Cotehele Mill
Cotehele Mill
A part of Cotehele Estate, the Cotehele Mill is a working watermill with associated buildings, set in a wooded area in the Morden Valley. The mill is still in working condition, and visitors can purchase fresh ground flour ground on the premises.
History
We don't know exactly when the first mill was established at Cotehele, but there was almost certainly a mill here in the medieval period. The current mill dates to the 19th century, and has changed very little since the 1930s. In the 1860s the tenants, a family named Langsford, extended the mill, adding a sawmill on one side and a bakery on the other. A second water wheel was added to power the sawmill.

In the 1920s a small-scale hydroelectric scheme was introduced, harnessing the power of the Morden stream to drive the mill wheel. A leat, or channel, runs over 280 metres, bringing the water to a turbine house, where generators produce eletricity. Any unused eletricity is fed into the National Trust grid for use elsewhere, and the water runs back into the Morden, which in turn feeds the River Tamar - nothing is wasted!

By the 1930s it was becoming difficult for small mills like Cotehele to compete with large flour mills, so the Langsford family stopped milling flour for human consumption, and shut down the bakery. They concentrated instead on milling animal feed and improving the sawmill. However, difficult accesss made the Cothele Mill a challenge economically, and in 1964 the last Langsford gave up the long family tenancy at Cotehele Mill.
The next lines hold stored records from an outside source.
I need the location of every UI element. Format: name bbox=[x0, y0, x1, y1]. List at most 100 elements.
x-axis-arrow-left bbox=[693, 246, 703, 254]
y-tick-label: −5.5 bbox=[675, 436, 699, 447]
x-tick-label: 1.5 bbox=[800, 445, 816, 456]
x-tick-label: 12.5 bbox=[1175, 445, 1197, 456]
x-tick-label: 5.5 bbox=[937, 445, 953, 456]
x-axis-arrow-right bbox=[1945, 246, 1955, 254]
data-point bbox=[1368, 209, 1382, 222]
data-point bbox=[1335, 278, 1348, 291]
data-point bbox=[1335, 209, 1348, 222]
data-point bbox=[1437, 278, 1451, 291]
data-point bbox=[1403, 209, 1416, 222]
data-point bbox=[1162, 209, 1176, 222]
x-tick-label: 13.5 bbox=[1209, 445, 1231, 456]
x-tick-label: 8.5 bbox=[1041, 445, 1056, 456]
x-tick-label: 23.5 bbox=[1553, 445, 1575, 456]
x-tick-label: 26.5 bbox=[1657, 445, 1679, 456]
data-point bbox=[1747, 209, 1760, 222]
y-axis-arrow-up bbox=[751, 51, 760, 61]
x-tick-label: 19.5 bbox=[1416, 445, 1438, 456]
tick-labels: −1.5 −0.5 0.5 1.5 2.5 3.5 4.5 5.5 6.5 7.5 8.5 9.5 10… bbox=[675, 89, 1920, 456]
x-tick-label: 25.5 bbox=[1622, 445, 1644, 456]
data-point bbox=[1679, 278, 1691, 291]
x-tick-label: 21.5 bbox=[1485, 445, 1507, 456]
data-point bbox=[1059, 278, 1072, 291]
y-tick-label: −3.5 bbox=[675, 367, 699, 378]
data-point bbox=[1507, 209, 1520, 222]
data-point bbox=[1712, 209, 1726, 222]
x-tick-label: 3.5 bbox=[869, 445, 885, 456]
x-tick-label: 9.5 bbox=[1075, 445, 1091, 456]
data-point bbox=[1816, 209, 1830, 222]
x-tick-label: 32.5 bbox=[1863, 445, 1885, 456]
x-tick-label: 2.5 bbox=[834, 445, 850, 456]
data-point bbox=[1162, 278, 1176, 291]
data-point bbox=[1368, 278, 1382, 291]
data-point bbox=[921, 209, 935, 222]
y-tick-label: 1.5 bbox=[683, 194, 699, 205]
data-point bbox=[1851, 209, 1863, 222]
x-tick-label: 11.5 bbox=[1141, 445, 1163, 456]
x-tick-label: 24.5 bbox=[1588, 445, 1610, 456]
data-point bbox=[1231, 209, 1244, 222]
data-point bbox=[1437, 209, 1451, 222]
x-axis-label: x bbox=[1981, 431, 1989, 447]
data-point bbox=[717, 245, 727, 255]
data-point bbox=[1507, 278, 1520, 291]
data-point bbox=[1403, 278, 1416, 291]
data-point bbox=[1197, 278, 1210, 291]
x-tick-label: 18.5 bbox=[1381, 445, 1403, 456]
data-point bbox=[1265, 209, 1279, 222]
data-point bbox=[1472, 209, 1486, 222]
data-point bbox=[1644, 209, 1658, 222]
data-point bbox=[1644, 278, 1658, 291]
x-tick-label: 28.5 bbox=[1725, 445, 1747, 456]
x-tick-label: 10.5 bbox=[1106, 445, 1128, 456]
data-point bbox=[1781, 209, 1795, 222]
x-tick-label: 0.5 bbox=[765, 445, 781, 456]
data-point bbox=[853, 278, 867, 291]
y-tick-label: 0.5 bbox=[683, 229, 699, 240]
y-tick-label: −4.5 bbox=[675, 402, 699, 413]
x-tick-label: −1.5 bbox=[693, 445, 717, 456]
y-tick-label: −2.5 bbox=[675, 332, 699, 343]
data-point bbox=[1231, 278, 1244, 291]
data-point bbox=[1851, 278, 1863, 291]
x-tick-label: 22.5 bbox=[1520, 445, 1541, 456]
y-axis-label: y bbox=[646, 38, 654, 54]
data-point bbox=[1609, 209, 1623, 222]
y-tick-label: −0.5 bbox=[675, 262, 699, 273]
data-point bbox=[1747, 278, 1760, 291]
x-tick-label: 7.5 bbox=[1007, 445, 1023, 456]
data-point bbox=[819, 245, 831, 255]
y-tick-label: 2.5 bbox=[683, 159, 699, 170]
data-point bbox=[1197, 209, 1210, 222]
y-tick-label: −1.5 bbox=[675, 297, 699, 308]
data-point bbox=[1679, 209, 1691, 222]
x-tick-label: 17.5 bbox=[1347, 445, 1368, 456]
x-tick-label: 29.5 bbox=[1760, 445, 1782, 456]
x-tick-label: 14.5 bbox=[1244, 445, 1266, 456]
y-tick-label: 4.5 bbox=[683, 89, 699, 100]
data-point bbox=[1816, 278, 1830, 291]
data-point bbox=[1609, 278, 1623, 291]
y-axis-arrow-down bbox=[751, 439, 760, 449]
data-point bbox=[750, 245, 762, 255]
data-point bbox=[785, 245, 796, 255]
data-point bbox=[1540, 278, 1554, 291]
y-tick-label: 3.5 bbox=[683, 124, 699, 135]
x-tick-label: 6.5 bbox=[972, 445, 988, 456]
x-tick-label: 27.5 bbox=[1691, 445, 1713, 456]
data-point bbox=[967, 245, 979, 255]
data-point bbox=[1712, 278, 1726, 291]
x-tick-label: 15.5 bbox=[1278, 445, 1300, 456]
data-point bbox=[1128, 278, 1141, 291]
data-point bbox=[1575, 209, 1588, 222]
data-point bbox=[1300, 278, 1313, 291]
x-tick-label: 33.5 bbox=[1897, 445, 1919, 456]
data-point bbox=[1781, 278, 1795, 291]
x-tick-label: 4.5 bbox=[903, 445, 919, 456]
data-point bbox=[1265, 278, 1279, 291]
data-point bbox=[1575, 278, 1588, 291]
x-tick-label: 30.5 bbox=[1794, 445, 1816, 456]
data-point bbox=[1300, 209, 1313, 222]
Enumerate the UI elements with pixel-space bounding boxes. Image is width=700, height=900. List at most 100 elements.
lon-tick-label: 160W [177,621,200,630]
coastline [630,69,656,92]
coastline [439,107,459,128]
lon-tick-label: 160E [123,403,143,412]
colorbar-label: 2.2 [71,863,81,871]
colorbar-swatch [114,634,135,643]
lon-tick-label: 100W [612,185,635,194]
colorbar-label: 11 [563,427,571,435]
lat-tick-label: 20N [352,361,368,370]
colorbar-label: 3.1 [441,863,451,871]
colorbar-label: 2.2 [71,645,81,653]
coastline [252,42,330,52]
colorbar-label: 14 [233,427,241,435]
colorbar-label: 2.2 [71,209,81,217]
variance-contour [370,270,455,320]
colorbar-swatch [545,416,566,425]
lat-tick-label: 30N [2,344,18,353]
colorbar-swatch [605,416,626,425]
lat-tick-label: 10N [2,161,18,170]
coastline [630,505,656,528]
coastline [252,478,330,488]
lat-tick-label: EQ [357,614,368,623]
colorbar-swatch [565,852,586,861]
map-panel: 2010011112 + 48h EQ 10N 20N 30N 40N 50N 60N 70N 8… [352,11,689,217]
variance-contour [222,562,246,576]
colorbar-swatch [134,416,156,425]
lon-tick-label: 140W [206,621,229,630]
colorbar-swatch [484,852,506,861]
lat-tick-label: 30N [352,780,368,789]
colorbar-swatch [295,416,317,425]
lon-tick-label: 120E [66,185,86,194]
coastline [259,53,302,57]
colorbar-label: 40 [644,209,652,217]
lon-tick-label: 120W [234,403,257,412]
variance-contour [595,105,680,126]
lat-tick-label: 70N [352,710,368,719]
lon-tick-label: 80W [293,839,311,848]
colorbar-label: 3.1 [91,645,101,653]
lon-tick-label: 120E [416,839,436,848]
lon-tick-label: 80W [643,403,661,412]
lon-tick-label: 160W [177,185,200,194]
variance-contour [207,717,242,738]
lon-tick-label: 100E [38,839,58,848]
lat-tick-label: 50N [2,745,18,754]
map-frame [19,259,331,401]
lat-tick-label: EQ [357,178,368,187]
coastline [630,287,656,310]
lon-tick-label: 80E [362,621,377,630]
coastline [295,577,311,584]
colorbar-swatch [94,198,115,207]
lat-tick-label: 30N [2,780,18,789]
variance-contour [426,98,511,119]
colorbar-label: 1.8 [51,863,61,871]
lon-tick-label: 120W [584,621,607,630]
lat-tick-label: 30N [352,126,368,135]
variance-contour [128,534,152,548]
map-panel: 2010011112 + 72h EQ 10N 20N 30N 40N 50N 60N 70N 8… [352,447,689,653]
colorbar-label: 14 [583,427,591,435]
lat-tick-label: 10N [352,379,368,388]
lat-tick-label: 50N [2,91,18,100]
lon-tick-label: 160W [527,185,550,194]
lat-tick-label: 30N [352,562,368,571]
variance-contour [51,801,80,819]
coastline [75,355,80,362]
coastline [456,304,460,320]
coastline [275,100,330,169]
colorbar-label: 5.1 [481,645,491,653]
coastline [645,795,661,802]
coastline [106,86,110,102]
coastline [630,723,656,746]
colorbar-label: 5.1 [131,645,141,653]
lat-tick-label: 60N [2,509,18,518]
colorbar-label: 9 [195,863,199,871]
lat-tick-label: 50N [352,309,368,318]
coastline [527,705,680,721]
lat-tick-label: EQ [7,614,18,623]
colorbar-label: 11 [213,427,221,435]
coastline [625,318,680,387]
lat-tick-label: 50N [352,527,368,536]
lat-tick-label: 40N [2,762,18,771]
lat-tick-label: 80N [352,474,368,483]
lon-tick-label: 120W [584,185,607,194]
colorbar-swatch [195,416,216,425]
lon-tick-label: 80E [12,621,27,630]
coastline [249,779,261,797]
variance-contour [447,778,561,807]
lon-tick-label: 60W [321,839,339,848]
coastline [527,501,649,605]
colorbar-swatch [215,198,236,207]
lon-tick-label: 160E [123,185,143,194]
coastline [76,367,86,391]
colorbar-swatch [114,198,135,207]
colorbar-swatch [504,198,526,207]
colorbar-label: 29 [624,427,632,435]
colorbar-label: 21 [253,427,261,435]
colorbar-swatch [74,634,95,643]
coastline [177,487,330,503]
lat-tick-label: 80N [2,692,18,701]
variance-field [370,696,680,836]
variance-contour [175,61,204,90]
The mill is accessed by a pleasant, wooded walk from Cotehele Quay, or from Cotehele House (National Trust). During the summer months a shuttle bus operates, taking visitors on a circular route from the mill, house, and quay. On selected days you can see flour being milled.

There is also a display of local tools used and made by carpenters, blacksmiths, saddlers, and wheelwrights. The tools are displayed in separate workshop areas, showing how people lived and worked in the past.

Cotehele Mill grinds about 7 tonnes of wheat, which is then bagged by volunteers and sold in the mill, in local shops, and in the National Trust shop at Cotehele House.